Только Эмар знал правду. В то утро, когда был убит Жак, Бертран бежал из дома. Сам способ убийства, разорванная сонная артерия, увечья и так далее, не оставлял никаких сомнений. Впрочем, доказательства-то где? Первым порывом Галье было сразу ехать в Париж, куда, как он думал, направился Бертран, но он отложил поездку на несколько недель из-за суда над незадачливым батраком. Нужно было проследить, чтобы не вышло несправедливости. Он посетил Осер, город, в котором проходил суд, и поговорил с юристами со стороны защиты, стремясь удостовериться, что парня не приговорят за убийство, после чего, дав бедняге пятьдесят франков и пообещав дальнейшую помощь, если понадобится, посчитал свой долг исполненным.

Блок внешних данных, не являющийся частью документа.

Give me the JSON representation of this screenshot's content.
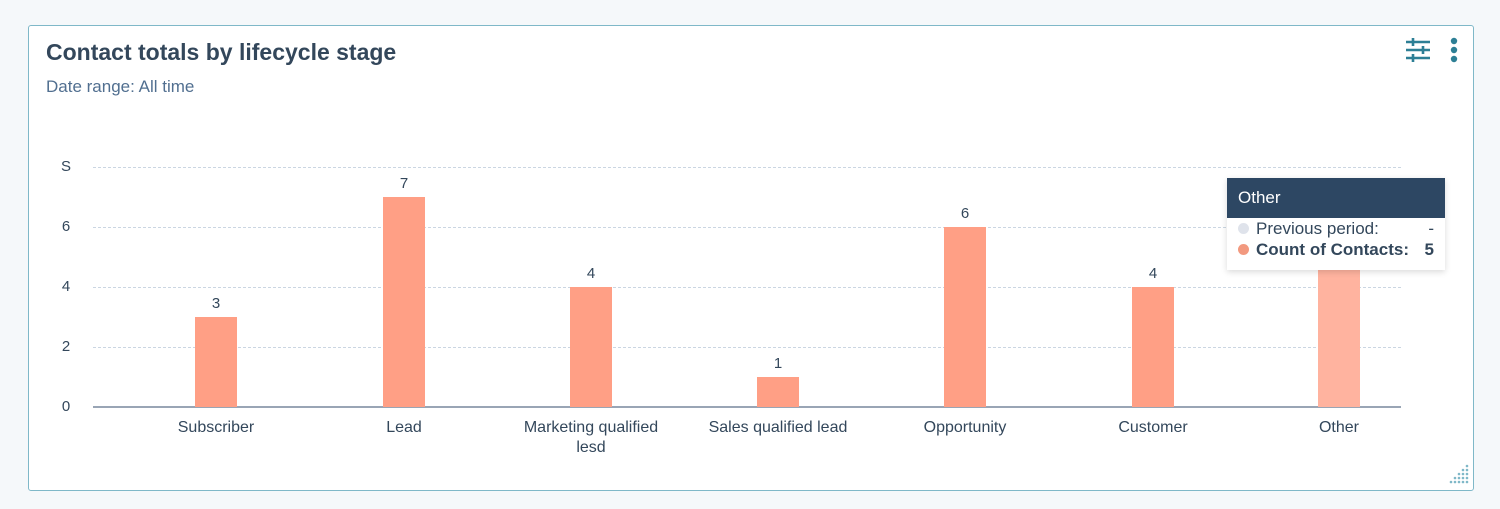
{
  "card": {
    "title": "Contact totals by lifecycle stage",
    "subtitle": "Date range: All time",
    "icons": [
      "filter-sliders-icon",
      "more-vertical-icon"
    ]
  },
  "chart_data": {
    "type": "bar",
    "title": "Contact totals by lifecycle stage",
    "subtitle": "Date range: All time",
    "categories": [
      "Subscriber",
      "Lead",
      "Marketing qualified lesd",
      "Sales qualified lead",
      "Opportunity",
      "Customer",
      "Other"
    ],
    "values": [
      3,
      7,
      4,
      1,
      6,
      4,
      5
    ],
    "series": [
      {
        "name": "Count of Contacts",
        "values": [
          3,
          7,
          4,
          1,
          6,
          4,
          5
        ],
        "color": "#ff9f85"
      }
    ],
    "data_labels": [
      "3",
      "7",
      "4",
      "1",
      "6",
      "4",
      ""
    ],
    "xlabel": "",
    "ylabel": "",
    "ylim": [
      0,
      8
    ],
    "yticks": [
      "0",
      "2",
      "4",
      "6",
      "S"
    ],
    "grid": true,
    "legend": "none"
  },
  "x_labels": [
    {
      "line1": "Subscriber",
      "line2": ""
    },
    {
      "line1": "Lead",
      "line2": ""
    },
    {
      "line1": "Marketing qualified",
      "line2": "lesd"
    },
    {
      "line1": "Sales qualified lead",
      "line2": ""
    },
    {
      "line1": "Opportunity",
      "line2": ""
    },
    {
      "line1": "Customer",
      "line2": ""
    },
    {
      "line1": "Other",
      "line2": ""
    }
  ],
  "tooltip": {
    "title": "Other",
    "rows": [
      {
        "label": "Previous period:",
        "value": "-",
        "color": "#dfe3eb"
      },
      {
        "label": "Count of Contacts:",
        "value": "5",
        "color": "#f2997f"
      }
    ]
  },
  "colors": {
    "bar": "#ff9f85",
    "bar_hover": "#ffb39f",
    "accent": "#2d7f95",
    "tooltip_header": "#2d4763"
  }
}
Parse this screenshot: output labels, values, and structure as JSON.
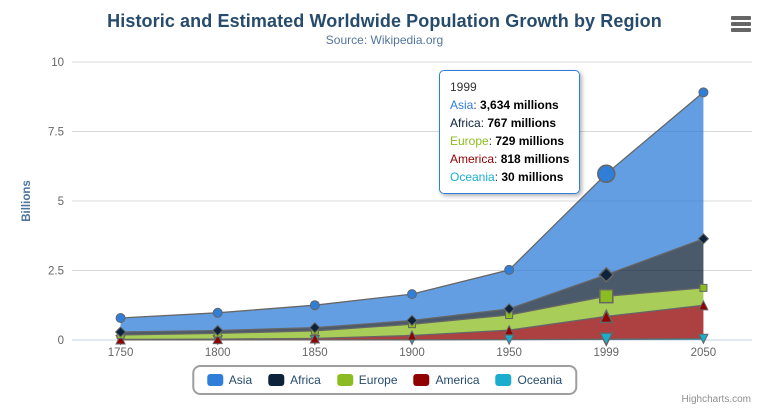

Затем, уже в Париже, он несколько месяцев спустя узнал о смерти батрака и горько себя корил. «Ну почему я тогда не поджег дом?» — думал он. Правильно ему когда-то написали: Питамоны оставляют за собой шлейф из несчастий, отравляя все вокруг. Ох, если бы он мог заставить себя признаться во всем полиции. Но странный стыд не давал сделать этого. Ужасный позор, ложащийся черным пятном на того, в чьей семье выросло мифическое чудовище — и это в век науки и просвещения!